Versos de titanio

Los viejos recelos se han convertido en versos de titanio, implacables ante golpes oxidados. Es extraño como la superación personal puede resultar dulce y satisfactoria, después de haber consumido rabia y exasperación por doquier.

La fuerza del tiempo sobrepasa cualquier intento fallido de conciliación conmigo misma. Mil libros dándome consejos de cómo me debo comportar ante situaciones trágicas, y hasta el momento solo puedo afirmar con seguridad que expresar cada una de las emociones contra la pared vacía que eres, me ha servido para superar cada una de las frustraciones internas que enloquecían a este corazón dañado y hecho pedazos.

Siempre fui más de hablar que de callar; de superar todas y cada una de las dificultades mediante la palabra y la cruda ingenuidad de que sería correspondida. Hasta el día en que me di de bruces contra tu desdén.

Fue entonces cuando se me volvió en contra cualquier propósito de comprenderte; cuando por fin asumí que la indiferencia es la arma de los débiles, aunque por desgracia, también es la más utilizada, hasta el desgaste.

La realidad es que hay que ser valiente para enfrentar los hechos y las sensaciones que estos producen; la verdad es que se tiene que dejar de lado la cobardía y la aprensión que supone terminar un capítulo para empezar otro de nuevo.

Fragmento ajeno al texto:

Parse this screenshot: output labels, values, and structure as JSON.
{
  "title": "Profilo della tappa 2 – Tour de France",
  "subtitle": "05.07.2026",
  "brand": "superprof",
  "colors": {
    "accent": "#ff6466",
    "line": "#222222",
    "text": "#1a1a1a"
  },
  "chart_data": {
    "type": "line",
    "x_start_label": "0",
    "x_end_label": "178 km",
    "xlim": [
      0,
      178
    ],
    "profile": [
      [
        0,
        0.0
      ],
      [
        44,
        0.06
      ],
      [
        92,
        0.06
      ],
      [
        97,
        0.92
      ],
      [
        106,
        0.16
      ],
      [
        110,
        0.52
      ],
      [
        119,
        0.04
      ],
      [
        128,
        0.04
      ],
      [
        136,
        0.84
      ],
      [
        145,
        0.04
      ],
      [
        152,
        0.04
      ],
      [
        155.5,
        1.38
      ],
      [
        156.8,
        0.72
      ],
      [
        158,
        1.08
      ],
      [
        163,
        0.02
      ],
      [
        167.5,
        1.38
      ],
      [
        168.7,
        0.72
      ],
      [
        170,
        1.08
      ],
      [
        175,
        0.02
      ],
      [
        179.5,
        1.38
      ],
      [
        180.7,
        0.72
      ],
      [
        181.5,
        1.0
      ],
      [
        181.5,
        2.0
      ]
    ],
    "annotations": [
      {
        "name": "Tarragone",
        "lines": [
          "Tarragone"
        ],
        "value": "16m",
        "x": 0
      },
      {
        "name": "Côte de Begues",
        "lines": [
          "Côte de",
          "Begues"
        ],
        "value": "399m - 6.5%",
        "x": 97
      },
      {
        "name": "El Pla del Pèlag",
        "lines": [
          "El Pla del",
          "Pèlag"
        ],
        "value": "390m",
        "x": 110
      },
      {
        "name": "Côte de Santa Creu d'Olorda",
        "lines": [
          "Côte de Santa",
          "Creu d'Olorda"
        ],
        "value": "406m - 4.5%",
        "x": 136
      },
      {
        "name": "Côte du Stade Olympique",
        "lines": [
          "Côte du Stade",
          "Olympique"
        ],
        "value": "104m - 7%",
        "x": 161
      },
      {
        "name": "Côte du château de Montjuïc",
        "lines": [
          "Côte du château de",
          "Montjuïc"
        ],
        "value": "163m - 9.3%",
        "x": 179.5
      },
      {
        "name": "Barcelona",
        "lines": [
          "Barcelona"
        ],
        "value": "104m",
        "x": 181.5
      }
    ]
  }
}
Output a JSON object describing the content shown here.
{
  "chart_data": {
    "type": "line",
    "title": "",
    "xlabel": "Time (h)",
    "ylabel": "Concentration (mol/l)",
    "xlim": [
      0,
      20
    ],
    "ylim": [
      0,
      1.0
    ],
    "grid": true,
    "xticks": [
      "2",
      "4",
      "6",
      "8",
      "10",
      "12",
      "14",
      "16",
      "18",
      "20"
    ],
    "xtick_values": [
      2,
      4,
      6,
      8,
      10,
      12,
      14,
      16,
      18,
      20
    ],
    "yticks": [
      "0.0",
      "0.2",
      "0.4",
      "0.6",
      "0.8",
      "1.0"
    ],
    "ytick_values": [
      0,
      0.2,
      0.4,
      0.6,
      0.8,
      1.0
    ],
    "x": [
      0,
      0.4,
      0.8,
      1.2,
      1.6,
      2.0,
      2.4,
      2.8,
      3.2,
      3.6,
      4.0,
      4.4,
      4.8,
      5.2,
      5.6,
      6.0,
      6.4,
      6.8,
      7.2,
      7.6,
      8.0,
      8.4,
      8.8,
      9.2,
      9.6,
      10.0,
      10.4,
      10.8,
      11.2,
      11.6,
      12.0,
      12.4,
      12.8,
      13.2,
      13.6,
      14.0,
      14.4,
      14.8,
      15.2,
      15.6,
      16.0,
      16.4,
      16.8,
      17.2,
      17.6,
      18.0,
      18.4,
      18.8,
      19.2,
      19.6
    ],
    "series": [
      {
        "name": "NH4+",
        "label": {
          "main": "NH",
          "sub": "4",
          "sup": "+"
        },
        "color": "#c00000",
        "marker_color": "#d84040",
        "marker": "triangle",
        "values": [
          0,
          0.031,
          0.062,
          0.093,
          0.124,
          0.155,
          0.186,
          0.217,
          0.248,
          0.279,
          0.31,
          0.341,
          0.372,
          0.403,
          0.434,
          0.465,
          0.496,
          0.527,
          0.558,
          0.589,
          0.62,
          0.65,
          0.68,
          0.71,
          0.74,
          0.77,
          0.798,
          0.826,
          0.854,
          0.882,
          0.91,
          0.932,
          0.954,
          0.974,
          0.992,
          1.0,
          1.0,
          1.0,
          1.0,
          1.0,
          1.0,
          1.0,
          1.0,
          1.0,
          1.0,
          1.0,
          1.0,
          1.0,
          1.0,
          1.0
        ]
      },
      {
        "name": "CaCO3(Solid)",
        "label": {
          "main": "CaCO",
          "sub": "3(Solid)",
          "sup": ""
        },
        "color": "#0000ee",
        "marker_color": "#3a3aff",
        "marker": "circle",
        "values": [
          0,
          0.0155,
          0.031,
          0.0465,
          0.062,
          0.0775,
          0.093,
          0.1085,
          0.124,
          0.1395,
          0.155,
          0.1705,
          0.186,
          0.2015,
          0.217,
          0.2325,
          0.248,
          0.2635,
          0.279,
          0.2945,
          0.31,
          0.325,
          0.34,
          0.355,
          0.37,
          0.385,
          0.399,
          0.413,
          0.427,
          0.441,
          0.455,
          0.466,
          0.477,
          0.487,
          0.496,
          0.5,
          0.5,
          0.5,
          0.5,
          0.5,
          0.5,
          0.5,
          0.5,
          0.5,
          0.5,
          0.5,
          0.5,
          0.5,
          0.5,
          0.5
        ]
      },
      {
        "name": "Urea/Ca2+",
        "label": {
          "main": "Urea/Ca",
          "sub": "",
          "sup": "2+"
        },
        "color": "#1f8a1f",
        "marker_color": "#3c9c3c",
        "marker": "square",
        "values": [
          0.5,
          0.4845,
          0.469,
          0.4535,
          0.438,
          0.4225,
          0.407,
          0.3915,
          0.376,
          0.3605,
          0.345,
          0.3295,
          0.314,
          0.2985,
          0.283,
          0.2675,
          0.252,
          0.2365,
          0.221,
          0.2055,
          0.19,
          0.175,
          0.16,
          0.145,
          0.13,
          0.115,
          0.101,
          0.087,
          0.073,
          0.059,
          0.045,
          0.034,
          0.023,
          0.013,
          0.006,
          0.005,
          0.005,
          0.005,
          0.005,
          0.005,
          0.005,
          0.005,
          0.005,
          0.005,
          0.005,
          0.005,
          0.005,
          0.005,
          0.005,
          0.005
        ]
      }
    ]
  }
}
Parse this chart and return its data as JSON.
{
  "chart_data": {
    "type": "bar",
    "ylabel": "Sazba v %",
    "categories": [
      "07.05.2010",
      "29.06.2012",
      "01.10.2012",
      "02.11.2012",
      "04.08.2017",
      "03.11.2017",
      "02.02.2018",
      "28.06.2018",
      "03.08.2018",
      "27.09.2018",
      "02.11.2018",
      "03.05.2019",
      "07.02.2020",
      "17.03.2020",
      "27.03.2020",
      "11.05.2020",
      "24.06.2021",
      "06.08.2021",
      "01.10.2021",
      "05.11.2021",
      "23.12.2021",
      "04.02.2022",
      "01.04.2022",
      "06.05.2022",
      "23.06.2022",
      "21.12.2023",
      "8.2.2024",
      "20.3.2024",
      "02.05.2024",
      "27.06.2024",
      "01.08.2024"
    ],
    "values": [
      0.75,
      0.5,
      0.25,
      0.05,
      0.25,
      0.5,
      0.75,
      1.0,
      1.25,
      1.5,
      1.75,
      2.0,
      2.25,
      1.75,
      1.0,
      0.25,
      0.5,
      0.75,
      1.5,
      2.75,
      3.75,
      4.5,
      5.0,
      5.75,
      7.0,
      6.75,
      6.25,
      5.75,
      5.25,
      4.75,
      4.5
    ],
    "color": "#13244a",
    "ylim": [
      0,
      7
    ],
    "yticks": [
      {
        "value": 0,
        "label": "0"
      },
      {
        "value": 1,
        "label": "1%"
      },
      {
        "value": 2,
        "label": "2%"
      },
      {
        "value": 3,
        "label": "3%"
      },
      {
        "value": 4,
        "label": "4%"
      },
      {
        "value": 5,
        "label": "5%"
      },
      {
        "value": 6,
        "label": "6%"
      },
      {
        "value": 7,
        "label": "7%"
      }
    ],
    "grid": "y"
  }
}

Con franqueza, jamás me había considerado valiente. Jamás hasta el momento en que me di cuenta que enfrentarme a tu muro hasta el agotamiento, para luego darle la espalda y largarme con los ojos rojos y el orgullo herido, ha sido lo más trascendente que he hecho por mí en toda mi vida.

Desde entonces el rumbo que tomó mi vida estuvo hecho de tropiezos y heridas, mejillas húmedas y respiración entrecortada. Por entonces, ya te lo digo yo ahora, fue un infierno, un infierno que llevaba tu nombre y tu apellido.

Un tiempo después, la indiferencia ocupó cada fragmento de mi vida para sumirme en una monotonía insípida que me acompañaba a todas horas, era incapaz de sentir en exceso.

Más tarde, cuando adquirí la apacibilidad como un hábito, me enfrenté de nuevo con cada uno de esos recuerdos que, con el paso del tiempo, se habían colocado justo al otro lado de un vidrio graduado con objetividad.

Fue entonces cuando me avergoncé de esas acciones desmesuradas; pero también fue cuando me asaltó el desencanto ante tu cobardía disfrazada de indiferencia. Porque esa es la triste realidad, si un gramo de mi valentía se hubiera colado en tu pavor a enfrentar los sucesos que se dieron y que, para ser sinceros, vistos desde aquí no son tan excepcionales, otro viento hubiera soplado.

Quizás ahora seríamos capaces de mirarnos a los ojos sin una pizca de odio, de remordimiento, o de yo qué sé qué. Quizás ahora podríamos hablar con la naturalidad con la que hablábamos no hace tanto tiempo, porque te recuerdo que existió un antes del todo.

Quizás, si las cosas no hubieran sido como fueron, la situación habría adquirido otra tonalidad y el perdón hubiera sido posible. Quizás una reconciliación, una amistad, una cordialidad.

Quizás algo que no fuera esta nada que aún ahora, de vez en cuando, me produce cierta sensación de hormigueo por dentro.